Ex-commissioner, Austin Tam-George speaks on faults in Wike’s COVID-19 response

A former commissioner for information in Rivers state, Austin Tam-George, has faulted Governor Nyesom Wike’s containment effort against coronavirus in the state.

Mr Tam-George served as a commissioner under Mr Wike before his resignation in 2017.

He said the governor’s approach has been more of “dramatic announcements that have little to do with the viral disease itself”.

The former commissioner’s remark is contained in a statement he published on Facebook, March 28.

Mr Tam-George said Mr Wike, for instance, ordered traders to vacate markets and when they did the administration “failed to take even the most elementary step of disinfecting the market”.
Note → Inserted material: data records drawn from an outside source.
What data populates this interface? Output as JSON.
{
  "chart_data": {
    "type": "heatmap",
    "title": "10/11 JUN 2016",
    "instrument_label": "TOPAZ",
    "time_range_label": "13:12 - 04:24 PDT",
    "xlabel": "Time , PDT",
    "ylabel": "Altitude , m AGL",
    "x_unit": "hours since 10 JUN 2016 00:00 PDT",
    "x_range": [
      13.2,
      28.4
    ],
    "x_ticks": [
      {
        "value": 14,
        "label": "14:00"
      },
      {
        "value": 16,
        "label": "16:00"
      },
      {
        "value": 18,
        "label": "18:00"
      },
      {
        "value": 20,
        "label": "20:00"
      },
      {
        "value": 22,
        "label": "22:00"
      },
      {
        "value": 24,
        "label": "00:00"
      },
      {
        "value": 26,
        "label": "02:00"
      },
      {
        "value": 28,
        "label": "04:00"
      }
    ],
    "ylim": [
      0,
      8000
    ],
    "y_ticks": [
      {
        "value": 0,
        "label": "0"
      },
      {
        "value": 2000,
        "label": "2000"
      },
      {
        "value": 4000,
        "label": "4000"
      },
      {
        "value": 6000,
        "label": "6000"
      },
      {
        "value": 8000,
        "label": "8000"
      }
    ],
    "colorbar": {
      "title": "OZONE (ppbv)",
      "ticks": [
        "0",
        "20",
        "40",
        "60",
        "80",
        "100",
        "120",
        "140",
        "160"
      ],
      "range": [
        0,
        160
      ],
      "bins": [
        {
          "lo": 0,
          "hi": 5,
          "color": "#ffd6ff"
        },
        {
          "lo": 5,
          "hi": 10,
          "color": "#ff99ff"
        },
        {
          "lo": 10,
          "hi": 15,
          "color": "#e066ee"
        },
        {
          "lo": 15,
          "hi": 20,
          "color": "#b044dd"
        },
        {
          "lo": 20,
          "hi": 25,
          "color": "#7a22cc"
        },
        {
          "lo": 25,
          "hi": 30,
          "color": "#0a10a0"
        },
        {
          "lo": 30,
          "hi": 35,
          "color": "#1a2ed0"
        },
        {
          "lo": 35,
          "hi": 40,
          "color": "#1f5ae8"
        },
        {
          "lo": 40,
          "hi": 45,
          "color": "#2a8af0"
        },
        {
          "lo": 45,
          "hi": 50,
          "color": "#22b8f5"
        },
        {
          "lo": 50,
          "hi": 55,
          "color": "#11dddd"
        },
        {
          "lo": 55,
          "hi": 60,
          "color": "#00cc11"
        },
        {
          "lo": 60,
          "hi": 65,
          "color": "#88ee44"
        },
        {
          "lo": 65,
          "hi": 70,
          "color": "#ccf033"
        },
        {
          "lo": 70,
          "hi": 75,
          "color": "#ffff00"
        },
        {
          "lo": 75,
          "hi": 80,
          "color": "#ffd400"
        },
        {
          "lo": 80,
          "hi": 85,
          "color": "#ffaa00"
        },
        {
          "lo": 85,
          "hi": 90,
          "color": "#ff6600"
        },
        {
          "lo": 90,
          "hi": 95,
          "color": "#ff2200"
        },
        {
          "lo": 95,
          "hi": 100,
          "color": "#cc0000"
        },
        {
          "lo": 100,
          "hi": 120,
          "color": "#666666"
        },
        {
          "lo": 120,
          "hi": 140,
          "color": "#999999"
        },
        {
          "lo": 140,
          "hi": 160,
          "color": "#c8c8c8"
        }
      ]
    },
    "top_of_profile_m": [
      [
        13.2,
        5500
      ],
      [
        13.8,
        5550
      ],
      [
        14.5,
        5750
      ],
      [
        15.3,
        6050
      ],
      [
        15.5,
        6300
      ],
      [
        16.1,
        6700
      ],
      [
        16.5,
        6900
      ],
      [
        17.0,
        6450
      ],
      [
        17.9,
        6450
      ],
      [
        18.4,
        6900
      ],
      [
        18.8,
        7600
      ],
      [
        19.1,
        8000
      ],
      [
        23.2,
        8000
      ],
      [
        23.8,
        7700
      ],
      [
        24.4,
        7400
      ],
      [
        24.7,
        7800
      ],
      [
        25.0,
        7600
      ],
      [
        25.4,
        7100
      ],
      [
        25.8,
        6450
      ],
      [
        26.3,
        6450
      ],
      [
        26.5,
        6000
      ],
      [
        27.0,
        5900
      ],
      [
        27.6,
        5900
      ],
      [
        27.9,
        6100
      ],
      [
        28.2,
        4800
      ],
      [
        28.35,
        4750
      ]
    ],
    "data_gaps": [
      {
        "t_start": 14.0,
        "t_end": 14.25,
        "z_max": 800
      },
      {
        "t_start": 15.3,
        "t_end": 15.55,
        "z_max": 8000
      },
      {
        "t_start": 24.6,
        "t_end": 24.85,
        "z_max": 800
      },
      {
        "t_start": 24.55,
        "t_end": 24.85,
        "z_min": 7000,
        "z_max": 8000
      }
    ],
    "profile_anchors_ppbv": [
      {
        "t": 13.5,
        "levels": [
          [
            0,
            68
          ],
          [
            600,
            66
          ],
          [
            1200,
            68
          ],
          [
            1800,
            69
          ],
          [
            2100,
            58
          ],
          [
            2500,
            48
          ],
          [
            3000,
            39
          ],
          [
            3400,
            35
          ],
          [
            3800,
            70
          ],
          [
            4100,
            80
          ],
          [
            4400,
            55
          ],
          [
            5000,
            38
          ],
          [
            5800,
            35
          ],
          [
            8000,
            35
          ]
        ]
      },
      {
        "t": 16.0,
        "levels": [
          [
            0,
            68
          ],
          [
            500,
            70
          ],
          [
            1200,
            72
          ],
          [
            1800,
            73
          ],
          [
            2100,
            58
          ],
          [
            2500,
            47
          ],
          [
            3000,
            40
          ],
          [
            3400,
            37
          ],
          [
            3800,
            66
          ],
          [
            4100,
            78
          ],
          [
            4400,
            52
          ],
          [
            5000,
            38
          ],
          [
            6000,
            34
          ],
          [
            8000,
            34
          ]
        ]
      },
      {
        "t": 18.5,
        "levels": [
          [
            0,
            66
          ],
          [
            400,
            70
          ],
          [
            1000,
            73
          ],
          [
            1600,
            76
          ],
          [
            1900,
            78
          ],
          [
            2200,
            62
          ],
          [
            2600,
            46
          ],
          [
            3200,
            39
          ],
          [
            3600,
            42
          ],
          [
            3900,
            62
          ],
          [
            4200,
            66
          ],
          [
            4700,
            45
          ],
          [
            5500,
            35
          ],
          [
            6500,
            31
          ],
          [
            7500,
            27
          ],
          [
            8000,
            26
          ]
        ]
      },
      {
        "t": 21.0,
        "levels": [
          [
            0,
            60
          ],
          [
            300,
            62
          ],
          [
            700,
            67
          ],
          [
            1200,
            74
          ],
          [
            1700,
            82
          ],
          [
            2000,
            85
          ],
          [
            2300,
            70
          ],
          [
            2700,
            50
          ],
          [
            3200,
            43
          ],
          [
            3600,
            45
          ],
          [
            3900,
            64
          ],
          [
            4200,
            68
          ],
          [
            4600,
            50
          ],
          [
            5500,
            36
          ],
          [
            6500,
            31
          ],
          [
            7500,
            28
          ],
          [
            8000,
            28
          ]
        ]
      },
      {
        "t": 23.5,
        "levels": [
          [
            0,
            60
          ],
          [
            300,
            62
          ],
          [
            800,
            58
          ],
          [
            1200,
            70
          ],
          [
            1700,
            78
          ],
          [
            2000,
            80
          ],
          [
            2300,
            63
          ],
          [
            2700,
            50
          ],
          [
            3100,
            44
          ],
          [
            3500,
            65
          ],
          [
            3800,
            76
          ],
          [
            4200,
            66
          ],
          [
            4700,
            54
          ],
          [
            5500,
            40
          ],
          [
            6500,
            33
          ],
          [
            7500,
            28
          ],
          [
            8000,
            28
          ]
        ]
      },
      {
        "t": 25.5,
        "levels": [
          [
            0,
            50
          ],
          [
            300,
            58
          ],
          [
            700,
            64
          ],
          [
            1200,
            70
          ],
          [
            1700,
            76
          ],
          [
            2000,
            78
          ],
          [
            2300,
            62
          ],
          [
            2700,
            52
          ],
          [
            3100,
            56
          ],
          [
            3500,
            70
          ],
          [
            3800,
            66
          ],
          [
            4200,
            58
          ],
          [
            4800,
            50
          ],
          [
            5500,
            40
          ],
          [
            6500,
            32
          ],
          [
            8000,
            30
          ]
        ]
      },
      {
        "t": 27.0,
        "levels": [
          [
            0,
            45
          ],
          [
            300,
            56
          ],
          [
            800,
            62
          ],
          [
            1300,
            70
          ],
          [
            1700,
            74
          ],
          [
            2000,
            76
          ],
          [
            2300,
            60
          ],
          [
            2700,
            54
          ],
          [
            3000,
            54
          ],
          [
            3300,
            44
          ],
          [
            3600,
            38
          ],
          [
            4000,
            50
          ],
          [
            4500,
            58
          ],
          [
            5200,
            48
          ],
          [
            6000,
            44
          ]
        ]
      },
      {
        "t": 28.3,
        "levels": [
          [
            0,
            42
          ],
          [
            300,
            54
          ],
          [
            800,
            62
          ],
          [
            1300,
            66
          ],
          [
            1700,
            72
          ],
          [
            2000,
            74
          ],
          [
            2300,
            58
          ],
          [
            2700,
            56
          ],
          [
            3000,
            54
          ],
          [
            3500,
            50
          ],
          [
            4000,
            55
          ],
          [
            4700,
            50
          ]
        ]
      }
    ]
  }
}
“Indeed, no single market, bus stop or public space has been decontaminated by the Wike administration, as part of a rearguard action against the Coronavirus.”

Mr Tam-George said the Rivers government has not paid pensions for five years and has refused to pay N30,000 minimum wage to civil servants in the state, thereby worsening the hardship in the state during the lockdown.

“According to the National Bureau of Statistics (NBS), Rivers State has the highest rate of unemployment in Nigeria, under Mr Wike’s watch.

“The State has the highest misery index in the country, according to the NBS. For five years, pensioners in Rivers State have not been paid their gratuities and benefits by the Wike government

“The governor has also refused to pay the nationally approved N30,000 minimum wage to civil servants in the State,” he said.

He accused the governor of ‘dismantling’ all the primary healthcare centres in Rivers State “because they were built by his political rivals”.

“Well-equipped primary healthcare centres are our first line of defence in the event of a pandemic such as COVID-19. I say this with infinite sadness because the neglect of the primary healthcare infrastructure of any state could spell disaster for the people.

“To his credit, Governor Wike rebuilt and painted the residential quarters for doctors at the Braithwaite Memorial Specialist Hospital. But this was typical of the administration’s cosmetic approach to sectoral reform. In medicine, nobody gets well by simply running into a newly painted apartment.

“In Rivers State, Governor Wike is fighting the virus with thuggish garrulity, expressed in thoughtless state broadcasts,” the former commissioner said.

Rivers State government response to Mr Tam-George’s allegations could was not gotten as the Commissioner for Information in the state, Paulinus Nsirim, did not respond to several calls and text message to his phone line.

Mr Wike, on March 23, shut down night clubs and banned public burials and wedding, part of his early efforts to stop the spread of coronavirus into the state.

Rivers State, however, recorded its first case of coronavirus three days later, forcing the governor to order a complete lockdown of the state.